1.4 Loading a Delimited Text Data File

1.4.1 Problem

You want to load data from a delimited text file.

1.4.2 Solution

The most common way to read in a file is to use comma-separated values (CSV) data:

data <- read.csv("datafile.csv")

Alternatively, you can use the read_csv() function (note the underscore instead of period) from the readr package. This function is significantly faster than read.csv(), and

1.4.3 Discussion

Since data files have many different formats, there are many options for loading them. For example, if the data file does not have headers in the first row:

data <- read.csv("datafile.csv", header = FALSE)

The resulting data frame will have columns named V1, V2, and so on, and you will probably want to rename them manually:

# Manually assign the header names
names(data) <- c("Column1", "Column2", "Column3")

You can set the delimiter with sep. If it is space-delimited, use sep = " ". If it is tab-delimited, use \t, as in:

data <- read.csv("datafile.csv", sep = "\t")
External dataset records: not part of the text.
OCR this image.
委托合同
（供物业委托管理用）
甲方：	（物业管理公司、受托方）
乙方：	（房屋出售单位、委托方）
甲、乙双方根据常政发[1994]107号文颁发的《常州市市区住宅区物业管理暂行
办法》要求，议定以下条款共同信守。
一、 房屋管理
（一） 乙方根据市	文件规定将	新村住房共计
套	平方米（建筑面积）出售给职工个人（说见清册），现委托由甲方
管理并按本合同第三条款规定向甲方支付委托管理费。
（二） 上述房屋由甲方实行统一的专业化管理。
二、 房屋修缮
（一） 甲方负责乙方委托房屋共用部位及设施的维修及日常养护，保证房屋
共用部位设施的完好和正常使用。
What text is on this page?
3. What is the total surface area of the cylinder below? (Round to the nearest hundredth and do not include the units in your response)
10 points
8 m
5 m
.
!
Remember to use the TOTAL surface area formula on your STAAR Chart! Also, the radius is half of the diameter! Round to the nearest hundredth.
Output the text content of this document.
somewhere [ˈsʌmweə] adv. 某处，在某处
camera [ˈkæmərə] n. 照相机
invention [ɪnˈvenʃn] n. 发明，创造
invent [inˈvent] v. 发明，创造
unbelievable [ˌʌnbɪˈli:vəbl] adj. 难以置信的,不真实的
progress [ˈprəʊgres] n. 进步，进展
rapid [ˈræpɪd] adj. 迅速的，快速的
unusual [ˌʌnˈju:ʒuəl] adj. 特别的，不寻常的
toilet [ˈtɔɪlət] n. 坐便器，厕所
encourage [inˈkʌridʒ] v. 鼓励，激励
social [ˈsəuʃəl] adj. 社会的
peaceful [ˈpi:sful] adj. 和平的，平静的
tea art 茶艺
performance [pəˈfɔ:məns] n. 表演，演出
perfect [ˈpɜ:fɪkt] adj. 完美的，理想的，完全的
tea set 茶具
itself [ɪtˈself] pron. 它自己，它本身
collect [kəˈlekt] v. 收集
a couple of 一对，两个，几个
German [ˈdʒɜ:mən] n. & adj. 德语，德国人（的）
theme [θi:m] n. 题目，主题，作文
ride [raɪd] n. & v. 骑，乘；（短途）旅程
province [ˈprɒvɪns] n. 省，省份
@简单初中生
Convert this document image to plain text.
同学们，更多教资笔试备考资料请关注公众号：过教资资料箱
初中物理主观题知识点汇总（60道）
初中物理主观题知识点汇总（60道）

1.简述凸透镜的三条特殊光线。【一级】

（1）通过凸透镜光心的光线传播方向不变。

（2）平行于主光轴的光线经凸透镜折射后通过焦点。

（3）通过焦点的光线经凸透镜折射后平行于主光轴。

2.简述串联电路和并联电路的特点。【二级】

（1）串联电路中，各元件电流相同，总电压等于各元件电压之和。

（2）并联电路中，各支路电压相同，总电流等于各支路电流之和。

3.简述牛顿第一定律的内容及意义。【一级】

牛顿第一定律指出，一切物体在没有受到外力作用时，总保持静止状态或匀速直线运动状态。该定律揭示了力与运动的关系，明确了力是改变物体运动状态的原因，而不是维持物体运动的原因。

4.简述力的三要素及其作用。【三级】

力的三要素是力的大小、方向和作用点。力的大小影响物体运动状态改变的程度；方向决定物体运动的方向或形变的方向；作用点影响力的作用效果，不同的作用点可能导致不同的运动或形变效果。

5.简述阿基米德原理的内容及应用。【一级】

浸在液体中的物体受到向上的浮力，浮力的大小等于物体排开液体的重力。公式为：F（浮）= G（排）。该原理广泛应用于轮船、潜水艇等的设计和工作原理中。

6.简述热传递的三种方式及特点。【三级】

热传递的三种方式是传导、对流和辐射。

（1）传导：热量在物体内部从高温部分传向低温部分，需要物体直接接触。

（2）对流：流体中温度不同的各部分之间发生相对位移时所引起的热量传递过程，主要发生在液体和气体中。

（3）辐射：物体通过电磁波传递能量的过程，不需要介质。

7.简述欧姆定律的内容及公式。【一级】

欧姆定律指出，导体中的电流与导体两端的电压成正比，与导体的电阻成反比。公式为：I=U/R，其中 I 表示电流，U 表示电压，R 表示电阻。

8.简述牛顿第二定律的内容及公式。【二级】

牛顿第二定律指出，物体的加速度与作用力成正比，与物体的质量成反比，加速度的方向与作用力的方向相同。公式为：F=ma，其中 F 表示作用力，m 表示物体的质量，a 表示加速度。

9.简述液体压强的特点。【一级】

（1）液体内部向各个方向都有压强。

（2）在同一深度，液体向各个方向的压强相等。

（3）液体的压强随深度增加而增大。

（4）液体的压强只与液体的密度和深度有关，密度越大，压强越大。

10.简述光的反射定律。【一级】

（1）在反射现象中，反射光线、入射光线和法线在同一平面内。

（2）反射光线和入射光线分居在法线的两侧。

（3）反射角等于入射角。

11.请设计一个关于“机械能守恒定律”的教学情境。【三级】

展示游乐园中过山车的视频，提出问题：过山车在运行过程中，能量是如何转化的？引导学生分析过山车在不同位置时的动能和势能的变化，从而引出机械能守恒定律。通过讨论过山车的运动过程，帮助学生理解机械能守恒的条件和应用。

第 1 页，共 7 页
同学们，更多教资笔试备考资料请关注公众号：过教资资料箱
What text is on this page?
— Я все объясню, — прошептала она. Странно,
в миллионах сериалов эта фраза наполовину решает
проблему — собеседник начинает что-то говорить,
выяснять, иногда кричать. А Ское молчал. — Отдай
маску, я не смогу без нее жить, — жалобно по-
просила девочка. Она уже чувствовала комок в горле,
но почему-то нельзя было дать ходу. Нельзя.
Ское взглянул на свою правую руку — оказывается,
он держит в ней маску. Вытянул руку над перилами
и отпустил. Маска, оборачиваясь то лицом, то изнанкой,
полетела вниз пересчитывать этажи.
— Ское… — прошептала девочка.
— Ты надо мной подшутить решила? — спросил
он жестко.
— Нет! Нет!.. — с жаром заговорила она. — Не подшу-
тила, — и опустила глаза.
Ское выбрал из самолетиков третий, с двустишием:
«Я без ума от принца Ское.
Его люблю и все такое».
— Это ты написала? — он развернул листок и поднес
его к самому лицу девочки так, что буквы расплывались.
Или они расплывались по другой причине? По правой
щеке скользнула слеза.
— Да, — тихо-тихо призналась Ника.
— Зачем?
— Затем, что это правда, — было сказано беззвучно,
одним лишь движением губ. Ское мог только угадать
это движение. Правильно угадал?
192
By default, strings in the data are treated as factors. Suppose this is your data file, and you read it in using read.csv():

"First","Last","Sex","Number"
"Currer","Bell","F",2
"Dr.","Seuss","M",49
"","Student",NA,21

The resulting data frame will store First and Last as factors, though it makes more sense in this case to treat them as strings (or character vectors in R terminology). To differentiate this, use stringsAsFactors = FALSE. If there are any columns that should be treated as factors, you can then convert them individually:

data <- read.csv("datafile.csv", stringsAsFactors = FALSE)

# Convert to factor
data$Sex <- factor(data$Sex)
str(data)
#> 'data.frame': 3 obs. of 4 variables:
#> $ First : chr "Currer" "Dr." ""
#> $ Last : chr "Bell" "Seuss" "Student"
#> $ Sex : Factor w/ 2 levels "F","M": 1 2 NA
#> $ Number: int 2 49 21

Alternatively, you could load the file with strings as factors, and then convert individual columns from factors to characters.

1.4.4 See Also

read.csv() is a convenience wrapper function around read.table(). If you need more control over the input, see ?read.table.